Einziger weiterer Bewerber war Melbourne. Die Engländer bekamen die WM,
während Berlin empfohlen wurde, sich für ein späteres WM-Jahr zu
bewerben. Lange suchten die Londoner nach einem geeigneten Stadion,
schließlich wollten sie im Nordosten der Stadt eine neue
Leichtathletik-Arena mit 43.000 Zuschauerplätzen bauen. Doch im
vergangenen Oktober ließ die britische Regierung das Projekt fallen. Es
wurde mit Kosten zwischen 150 und 180 Millionen Euro für zu teuer
befunden.
Die Berliner waren nach dem Londoner Aus die ersten, die eine Bewerbung
ankündigten. Während Brüssel, Budapest, Rom, Moskau und Helsinki
hinzukamen, verzichteten die Australier, da sie sich auf eine Bewerbung der
Stadt Perth für 2007 konzentrieren wollen. Gegen München und
Stuttgart setzten sich die Berliner in einer nationalen Entscheidung am 15.

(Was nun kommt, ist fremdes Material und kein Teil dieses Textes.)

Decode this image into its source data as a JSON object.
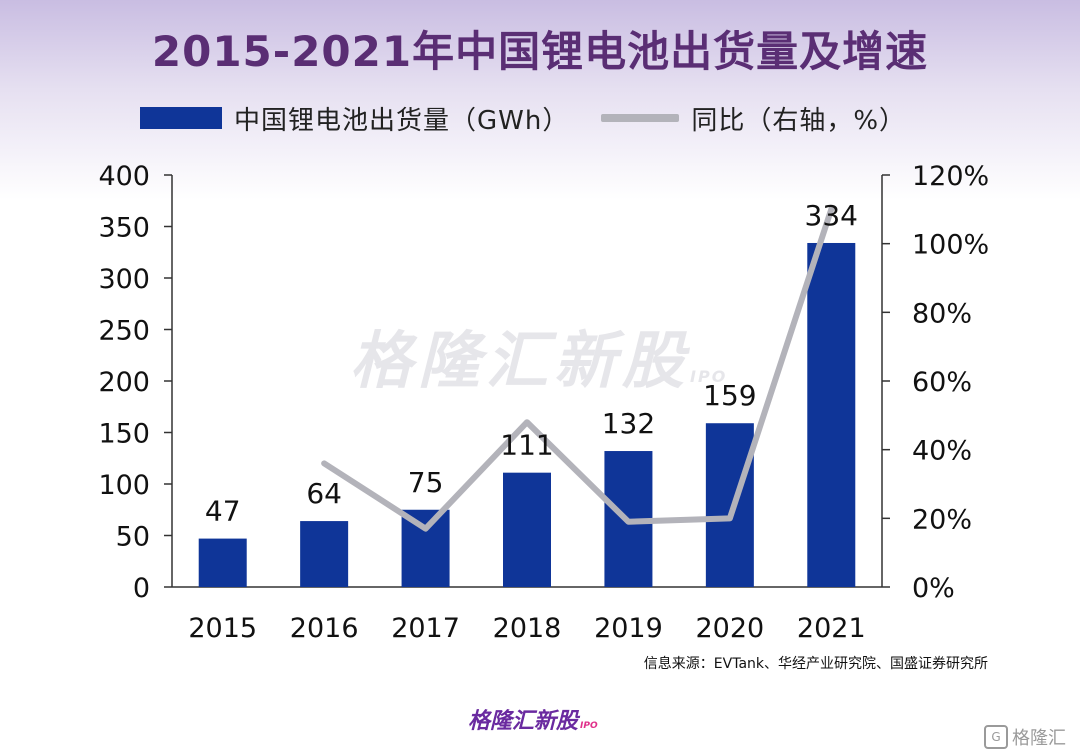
{
  "title": "2015-2021年中国锂电池出货量及增速",
  "legend": {
    "bar_label": "中国锂电池出货量（GWh）",
    "line_label": "同比（右轴，%）"
  },
  "watermark": {
    "main": "格隆汇新股",
    "sub": "IPO"
  },
  "source": "信息来源：EVTank、华经产业研究院、国盛证券研究所",
  "brand_bottom": {
    "main": "格隆汇新股",
    "sub": "IPO"
  },
  "corner_brand": {
    "icon": "G",
    "text": "格隆汇"
  },
  "colors": {
    "bar": "#0f3598",
    "line": "#b3b3ba",
    "title": "#5a2e74"
  },
  "chart_data": {
    "type": "bar",
    "title": "2015-2021年中国锂电池出货量及增速",
    "categories": [
      "2015",
      "2016",
      "2017",
      "2018",
      "2019",
      "2020",
      "2021"
    ],
    "series": [
      {
        "name": "中国锂电池出货量（GWh）",
        "type": "bar",
        "axis": "left",
        "values": [
          47,
          64,
          75,
          111,
          132,
          159,
          334
        ],
        "labels": [
          "47",
          "64",
          "75",
          "111",
          "132",
          "159",
          "334"
        ]
      },
      {
        "name": "同比（右轴，%）",
        "type": "line",
        "axis": "right",
        "values": [
          null,
          36,
          17,
          48,
          19,
          20,
          110
        ]
      }
    ],
    "y_left": {
      "min": 0,
      "max": 400,
      "ticks": [
        "0",
        "50",
        "100",
        "150",
        "200",
        "250",
        "300",
        "350",
        "400"
      ]
    },
    "y_right": {
      "min": 0,
      "max": 120,
      "ticks": [
        "0%",
        "20%",
        "40%",
        "60%",
        "80%",
        "100%",
        "120%"
      ]
    },
    "legend_position": "top-left",
    "grid": false
  }
}
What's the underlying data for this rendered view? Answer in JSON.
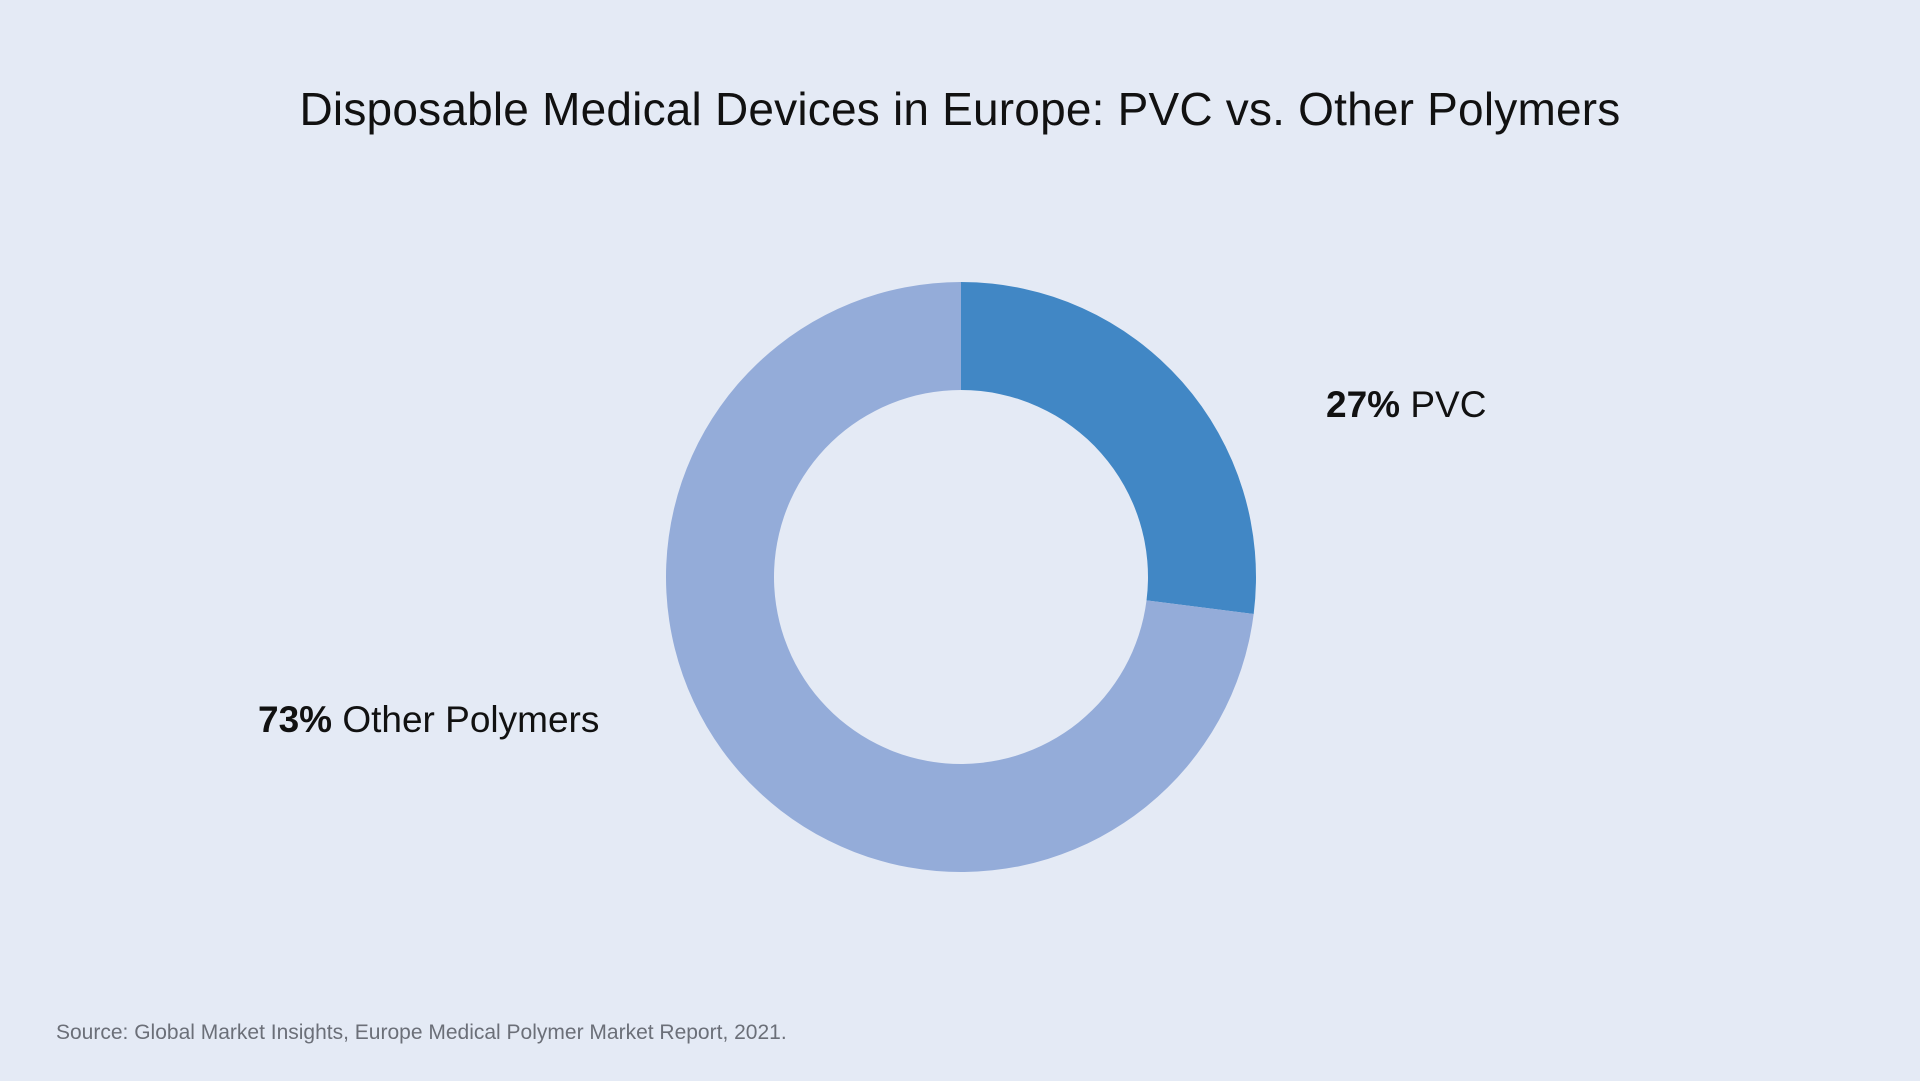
{
  "chart_data": {
    "type": "pie",
    "title": "Disposable Medical Devices in Europe: PVC vs. Other Polymers",
    "slices": [
      {
        "label": "PVC",
        "value": 27,
        "display": "27%",
        "color": "#4187c5"
      },
      {
        "label": "Other Polymers",
        "value": 73,
        "display": "73%",
        "color": "#94acd9"
      }
    ],
    "style": "donut",
    "start_angle": "12 o'clock",
    "direction": "clockwise",
    "source": "Source: Global Market Insights, Europe Medical Polymer Market Report, 2021."
  },
  "background_color": "#e4eaf5"
}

Februar in Sindelfingen durch.
Die Wahl des Deutschen Leichtathletik-Verbandes (DLV) dürfte auch in
internationaler Hinsicht richtig gewesen sein. Denn Berlin (1987 gegen Tokio im
Rennen um die WM 1991 unterlegen, im Vorfeld von 1993 zu Gunsten von Stuttgart
verzichtet) ist spätestens seit den Weltmeisterschaften in Sevilla 1999
als potenzieller Austragungsort bei der IAAF im Gespräch. In seiner
eigenmächtigen Art hatte der zwischenzeitlich verstorbene
IAAF-Präsident Primo Nebiolo damals seine persönliche Reihenfolge
festgelegt: Paris, London, Tokio, Berlin. Paris und London bekamen die WM,
Tokio und Berlin blieben im Gespräch – auch unter dem neuen
IAAF-Präsidenten Lamine Diack. Es ist erst eineinhalb Jahre her, da gab
der Senegalese gegenüber Leichtathletik im Rahmen des ISTAF ein Interview,
in dem er unter anderem sagte: „Für 2009 sehe ich kein Problem
für Berlin. Wir wären froh, wenn hier in Berlin die
Weltmeisterschaften stattfinden könnten. Ich habe schon mit dem
Regierenden Bürgermeister Eberhard Diepgen darüber gesprochen. Ich
bin froh, dass die Laufbahn im Olympiastadion erhalten bleibt.“
Das Stadion ist der große Pluspunkt der Berliner Bewerbung. Eine
unterirdische Aufwärmhalle und eine Sprintgerade sind zwei Beispiele
für die topmoderne Arena, die 76.065 überdachte Sitzplätze haben
wird. Berlin überzeugt aber auch mit sehr guter Infrastruktur. Die
Hotelkapazitäten sind hervorragend, und für den IAAF-Kongress bietet
sich das Internationale Congress-Centrum (ICC) an.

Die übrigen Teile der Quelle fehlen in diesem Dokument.